Starting with one of the scanned forms, I asked Acrobat DC to "Prepare Form" and Acrobat generated a set of form fields (text boxes, check boxes, etc.). I cleaned that up, moving fields a little, giving them meaningful names, deleting things that Acrobat thought were for me to fill in but aren't, etc. Acrobat can't tell whether three boxes are to be check boxes (e.g., each can be checked or unchecked) or a radio button set (e.g., only one can be checked at a time) so those were manually specified.
Once I had the form fields where I wanted them and cleaned up the form, I closed the "Prepare Form" ribbon and opened the "Edit PDF" ribbon. Acrobat had parsed the content of my scanned form into various objects (text boxes, lines, etc.) and I just deleted all of those objects until all I had was a blank page with the form fields that I put there in the Prepare Form steps.
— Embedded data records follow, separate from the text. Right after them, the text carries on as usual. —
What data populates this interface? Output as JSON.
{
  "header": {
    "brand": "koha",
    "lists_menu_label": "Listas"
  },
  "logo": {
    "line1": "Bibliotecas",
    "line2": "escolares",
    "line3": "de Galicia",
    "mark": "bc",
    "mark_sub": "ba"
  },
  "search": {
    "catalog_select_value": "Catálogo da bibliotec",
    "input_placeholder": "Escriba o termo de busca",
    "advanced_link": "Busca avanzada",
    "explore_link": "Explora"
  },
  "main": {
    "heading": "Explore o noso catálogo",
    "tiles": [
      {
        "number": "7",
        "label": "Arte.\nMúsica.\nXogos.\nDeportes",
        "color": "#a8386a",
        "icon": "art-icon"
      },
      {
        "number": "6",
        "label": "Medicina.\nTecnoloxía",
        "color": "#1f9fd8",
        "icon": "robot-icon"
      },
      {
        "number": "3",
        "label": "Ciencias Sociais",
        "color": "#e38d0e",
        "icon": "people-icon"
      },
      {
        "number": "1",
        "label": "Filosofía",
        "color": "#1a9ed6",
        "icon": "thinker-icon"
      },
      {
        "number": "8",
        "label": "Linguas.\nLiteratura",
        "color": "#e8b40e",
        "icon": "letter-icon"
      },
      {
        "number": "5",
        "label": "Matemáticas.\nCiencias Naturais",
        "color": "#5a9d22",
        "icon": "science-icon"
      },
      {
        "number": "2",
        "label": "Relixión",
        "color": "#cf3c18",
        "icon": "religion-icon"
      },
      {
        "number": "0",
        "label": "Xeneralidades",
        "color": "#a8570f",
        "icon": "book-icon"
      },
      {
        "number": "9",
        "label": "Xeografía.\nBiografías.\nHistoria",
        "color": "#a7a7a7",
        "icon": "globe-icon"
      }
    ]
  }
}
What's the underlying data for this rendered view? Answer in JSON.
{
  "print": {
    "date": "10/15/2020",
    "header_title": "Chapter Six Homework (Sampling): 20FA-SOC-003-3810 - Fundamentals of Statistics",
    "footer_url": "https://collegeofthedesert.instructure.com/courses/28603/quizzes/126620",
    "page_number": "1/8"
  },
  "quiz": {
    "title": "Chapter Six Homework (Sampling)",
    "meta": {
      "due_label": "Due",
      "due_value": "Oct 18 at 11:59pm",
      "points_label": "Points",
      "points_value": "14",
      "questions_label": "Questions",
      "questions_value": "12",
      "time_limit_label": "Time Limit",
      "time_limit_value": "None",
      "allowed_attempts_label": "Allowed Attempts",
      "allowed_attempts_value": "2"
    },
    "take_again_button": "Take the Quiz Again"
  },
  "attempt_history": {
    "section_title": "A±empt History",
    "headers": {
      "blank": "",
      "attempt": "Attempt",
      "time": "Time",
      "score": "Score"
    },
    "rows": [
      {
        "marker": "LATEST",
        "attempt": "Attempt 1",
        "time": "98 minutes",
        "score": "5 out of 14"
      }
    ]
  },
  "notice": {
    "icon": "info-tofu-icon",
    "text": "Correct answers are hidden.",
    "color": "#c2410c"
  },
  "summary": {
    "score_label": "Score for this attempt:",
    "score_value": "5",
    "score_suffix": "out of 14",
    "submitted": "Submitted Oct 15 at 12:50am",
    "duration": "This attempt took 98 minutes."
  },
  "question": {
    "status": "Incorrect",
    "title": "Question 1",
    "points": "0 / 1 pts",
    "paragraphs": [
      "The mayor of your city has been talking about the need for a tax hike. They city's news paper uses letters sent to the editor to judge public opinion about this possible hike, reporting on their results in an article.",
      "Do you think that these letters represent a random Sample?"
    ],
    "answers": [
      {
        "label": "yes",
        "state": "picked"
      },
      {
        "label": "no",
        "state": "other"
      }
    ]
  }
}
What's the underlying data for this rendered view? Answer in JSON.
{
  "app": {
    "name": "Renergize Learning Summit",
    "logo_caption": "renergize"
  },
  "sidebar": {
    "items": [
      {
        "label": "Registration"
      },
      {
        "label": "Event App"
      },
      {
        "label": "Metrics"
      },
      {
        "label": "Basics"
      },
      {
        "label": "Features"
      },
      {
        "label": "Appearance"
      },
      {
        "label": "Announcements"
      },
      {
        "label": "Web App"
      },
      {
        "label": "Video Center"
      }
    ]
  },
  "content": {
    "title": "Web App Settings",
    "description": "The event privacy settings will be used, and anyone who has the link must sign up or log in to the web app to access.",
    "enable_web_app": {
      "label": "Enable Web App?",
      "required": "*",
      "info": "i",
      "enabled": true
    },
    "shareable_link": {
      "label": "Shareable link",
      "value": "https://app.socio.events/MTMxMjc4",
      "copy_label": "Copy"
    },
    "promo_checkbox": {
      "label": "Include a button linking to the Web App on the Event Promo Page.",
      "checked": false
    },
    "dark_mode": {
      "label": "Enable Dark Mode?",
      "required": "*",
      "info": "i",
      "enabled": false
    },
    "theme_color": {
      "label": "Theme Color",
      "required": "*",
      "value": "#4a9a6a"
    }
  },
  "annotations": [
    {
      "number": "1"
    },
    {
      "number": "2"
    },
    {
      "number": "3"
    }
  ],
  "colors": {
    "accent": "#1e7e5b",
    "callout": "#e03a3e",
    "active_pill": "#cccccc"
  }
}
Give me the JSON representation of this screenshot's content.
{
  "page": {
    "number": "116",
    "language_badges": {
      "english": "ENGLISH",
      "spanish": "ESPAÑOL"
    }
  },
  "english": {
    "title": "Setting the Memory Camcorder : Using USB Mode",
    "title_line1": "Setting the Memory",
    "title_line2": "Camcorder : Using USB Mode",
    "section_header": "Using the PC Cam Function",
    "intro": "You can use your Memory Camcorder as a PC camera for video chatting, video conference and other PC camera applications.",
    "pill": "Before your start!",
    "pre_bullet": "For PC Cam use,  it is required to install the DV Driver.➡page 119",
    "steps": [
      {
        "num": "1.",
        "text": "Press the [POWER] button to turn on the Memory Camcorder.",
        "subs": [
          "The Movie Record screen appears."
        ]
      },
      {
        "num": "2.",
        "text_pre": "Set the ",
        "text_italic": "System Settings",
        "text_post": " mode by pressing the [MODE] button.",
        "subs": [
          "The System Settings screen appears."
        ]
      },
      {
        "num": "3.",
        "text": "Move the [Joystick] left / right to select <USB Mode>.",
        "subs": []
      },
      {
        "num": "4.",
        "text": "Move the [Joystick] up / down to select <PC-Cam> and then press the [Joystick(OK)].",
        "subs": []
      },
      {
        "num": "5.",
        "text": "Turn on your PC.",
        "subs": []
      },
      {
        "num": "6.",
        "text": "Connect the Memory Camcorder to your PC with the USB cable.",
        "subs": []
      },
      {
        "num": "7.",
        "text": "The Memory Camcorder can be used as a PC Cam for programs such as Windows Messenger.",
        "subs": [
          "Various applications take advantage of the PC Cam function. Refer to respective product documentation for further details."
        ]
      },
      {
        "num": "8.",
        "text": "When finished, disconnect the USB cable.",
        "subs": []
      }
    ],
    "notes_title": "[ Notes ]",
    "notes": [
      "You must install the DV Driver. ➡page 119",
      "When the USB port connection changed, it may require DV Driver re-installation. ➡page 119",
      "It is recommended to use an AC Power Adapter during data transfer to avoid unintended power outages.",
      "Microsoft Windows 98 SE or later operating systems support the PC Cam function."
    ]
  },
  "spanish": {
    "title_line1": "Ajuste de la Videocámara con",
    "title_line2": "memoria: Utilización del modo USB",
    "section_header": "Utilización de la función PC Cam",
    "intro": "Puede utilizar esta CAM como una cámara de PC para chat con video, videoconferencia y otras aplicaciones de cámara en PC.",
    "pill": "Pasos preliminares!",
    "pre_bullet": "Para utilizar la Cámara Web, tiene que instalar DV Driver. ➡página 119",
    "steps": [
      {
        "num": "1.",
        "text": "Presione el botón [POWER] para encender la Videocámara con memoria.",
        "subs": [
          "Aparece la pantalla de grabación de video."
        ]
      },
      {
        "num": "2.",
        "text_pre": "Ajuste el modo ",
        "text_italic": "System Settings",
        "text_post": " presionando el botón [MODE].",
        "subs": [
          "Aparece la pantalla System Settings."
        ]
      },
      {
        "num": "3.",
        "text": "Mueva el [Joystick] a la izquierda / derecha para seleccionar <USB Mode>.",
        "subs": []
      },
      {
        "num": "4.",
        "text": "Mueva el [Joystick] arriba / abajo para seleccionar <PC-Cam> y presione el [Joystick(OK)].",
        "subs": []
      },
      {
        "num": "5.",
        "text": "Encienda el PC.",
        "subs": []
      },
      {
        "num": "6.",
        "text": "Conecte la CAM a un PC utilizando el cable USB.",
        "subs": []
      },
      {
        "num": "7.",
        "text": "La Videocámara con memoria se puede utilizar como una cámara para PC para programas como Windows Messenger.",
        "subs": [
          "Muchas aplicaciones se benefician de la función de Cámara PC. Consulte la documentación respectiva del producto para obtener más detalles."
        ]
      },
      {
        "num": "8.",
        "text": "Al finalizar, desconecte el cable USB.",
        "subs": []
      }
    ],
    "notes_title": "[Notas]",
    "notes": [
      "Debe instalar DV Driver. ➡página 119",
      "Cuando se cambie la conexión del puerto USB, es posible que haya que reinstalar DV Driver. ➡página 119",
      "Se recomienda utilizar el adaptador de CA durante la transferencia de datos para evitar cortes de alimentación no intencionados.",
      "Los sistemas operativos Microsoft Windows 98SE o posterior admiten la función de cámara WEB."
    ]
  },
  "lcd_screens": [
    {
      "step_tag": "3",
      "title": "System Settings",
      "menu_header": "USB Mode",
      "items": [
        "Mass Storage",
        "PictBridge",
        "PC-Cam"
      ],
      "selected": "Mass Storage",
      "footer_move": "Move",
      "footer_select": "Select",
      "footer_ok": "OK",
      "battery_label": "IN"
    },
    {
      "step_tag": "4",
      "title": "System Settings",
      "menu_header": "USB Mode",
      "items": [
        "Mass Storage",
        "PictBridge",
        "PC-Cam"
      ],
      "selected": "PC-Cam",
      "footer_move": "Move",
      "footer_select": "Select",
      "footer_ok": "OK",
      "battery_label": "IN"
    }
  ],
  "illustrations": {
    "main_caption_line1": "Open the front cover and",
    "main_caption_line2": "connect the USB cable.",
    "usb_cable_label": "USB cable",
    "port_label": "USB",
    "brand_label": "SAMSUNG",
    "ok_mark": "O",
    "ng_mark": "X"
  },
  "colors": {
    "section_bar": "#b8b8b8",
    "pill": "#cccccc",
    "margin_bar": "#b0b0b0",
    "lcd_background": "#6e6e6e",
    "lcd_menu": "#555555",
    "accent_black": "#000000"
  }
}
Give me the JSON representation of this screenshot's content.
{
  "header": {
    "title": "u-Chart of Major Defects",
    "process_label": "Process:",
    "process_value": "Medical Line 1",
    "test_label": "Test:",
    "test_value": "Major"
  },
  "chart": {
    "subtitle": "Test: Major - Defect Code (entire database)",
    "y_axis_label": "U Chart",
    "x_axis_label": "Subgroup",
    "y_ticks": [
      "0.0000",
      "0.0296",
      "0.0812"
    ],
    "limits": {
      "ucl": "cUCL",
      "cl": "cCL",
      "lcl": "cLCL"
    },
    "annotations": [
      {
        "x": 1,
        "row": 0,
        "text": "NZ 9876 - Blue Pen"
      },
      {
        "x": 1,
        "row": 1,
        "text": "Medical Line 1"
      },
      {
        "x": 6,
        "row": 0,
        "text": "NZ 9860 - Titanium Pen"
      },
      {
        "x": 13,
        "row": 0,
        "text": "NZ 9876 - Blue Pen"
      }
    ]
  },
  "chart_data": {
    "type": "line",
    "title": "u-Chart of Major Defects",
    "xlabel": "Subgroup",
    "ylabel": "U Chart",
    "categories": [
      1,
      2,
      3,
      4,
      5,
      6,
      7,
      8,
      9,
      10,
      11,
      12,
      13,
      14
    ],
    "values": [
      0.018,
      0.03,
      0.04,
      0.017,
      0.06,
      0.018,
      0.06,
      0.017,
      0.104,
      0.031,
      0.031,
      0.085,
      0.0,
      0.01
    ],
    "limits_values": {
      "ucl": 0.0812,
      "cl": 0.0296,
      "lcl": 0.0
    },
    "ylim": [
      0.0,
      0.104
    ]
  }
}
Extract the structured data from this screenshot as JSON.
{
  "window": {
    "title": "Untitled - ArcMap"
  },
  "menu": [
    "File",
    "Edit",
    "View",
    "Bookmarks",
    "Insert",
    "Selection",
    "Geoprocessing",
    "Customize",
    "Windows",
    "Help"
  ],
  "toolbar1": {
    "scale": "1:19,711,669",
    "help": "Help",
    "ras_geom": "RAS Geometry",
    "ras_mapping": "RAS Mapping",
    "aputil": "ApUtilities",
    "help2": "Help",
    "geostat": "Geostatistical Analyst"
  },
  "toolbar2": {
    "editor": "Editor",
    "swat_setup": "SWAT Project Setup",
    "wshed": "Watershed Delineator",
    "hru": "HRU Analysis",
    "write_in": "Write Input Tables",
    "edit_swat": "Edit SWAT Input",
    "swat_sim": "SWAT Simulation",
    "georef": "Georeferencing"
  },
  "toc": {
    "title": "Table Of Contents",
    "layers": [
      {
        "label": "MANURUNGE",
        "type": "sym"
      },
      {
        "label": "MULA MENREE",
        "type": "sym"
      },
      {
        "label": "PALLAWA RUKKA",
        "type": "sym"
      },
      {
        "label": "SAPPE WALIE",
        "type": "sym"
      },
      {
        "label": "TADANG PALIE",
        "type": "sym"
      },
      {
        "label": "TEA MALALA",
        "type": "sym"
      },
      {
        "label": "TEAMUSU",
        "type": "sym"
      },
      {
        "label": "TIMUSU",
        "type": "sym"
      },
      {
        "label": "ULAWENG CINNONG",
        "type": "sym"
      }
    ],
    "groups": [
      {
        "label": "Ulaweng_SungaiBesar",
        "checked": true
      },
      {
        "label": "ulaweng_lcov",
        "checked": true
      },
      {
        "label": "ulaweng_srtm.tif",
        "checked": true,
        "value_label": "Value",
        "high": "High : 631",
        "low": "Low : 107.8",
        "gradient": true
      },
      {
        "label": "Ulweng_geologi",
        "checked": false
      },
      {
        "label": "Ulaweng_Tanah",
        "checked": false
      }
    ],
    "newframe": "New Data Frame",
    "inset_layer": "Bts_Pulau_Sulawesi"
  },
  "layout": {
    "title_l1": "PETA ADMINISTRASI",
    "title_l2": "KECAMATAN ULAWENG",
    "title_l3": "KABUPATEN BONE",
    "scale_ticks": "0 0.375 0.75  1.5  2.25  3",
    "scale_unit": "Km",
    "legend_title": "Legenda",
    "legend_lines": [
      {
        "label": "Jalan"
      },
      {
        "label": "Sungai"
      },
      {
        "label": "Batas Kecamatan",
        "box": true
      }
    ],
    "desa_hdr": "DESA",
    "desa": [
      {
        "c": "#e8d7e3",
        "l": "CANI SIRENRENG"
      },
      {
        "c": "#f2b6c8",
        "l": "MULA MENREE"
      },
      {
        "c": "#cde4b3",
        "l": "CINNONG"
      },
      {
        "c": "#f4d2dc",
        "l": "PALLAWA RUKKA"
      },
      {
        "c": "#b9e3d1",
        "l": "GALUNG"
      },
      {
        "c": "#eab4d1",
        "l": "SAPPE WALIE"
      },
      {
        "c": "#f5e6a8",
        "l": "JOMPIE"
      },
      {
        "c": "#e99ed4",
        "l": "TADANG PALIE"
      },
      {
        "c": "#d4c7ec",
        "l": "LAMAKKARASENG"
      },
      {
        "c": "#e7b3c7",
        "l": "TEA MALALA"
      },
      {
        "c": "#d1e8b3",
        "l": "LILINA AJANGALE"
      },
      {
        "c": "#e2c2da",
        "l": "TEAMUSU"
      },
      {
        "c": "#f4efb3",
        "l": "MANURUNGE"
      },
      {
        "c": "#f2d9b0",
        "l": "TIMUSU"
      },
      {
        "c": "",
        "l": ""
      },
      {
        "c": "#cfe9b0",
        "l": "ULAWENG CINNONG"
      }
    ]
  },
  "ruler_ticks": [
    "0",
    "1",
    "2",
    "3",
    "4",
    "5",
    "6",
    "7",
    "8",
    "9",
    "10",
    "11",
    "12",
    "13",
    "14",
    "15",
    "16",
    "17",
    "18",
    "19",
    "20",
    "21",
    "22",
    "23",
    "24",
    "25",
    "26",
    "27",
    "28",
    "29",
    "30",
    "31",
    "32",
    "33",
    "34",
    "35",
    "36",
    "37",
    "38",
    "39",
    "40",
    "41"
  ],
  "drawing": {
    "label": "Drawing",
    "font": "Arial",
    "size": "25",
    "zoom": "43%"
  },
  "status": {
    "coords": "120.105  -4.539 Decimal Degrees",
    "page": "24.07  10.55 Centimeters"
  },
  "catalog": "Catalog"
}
I saved that as a new file I called "form_overlay.PDF".
Now, each time I have to process a scanned form that comes as a PDF, I first open the form_overlay.PDF. Then I select "Add Background" from the "Edit PDF" menu and under source, I select the "File" radio button and select the scanned form to be my background. Since nothing on the scanned form itself is to be edited (all the edits are to the form overlay), that works. Once the form fields are edited, I can just save that document. I guess I could flatten the layers so that the background and the form fields are one layer, but I don't know why that would be needed.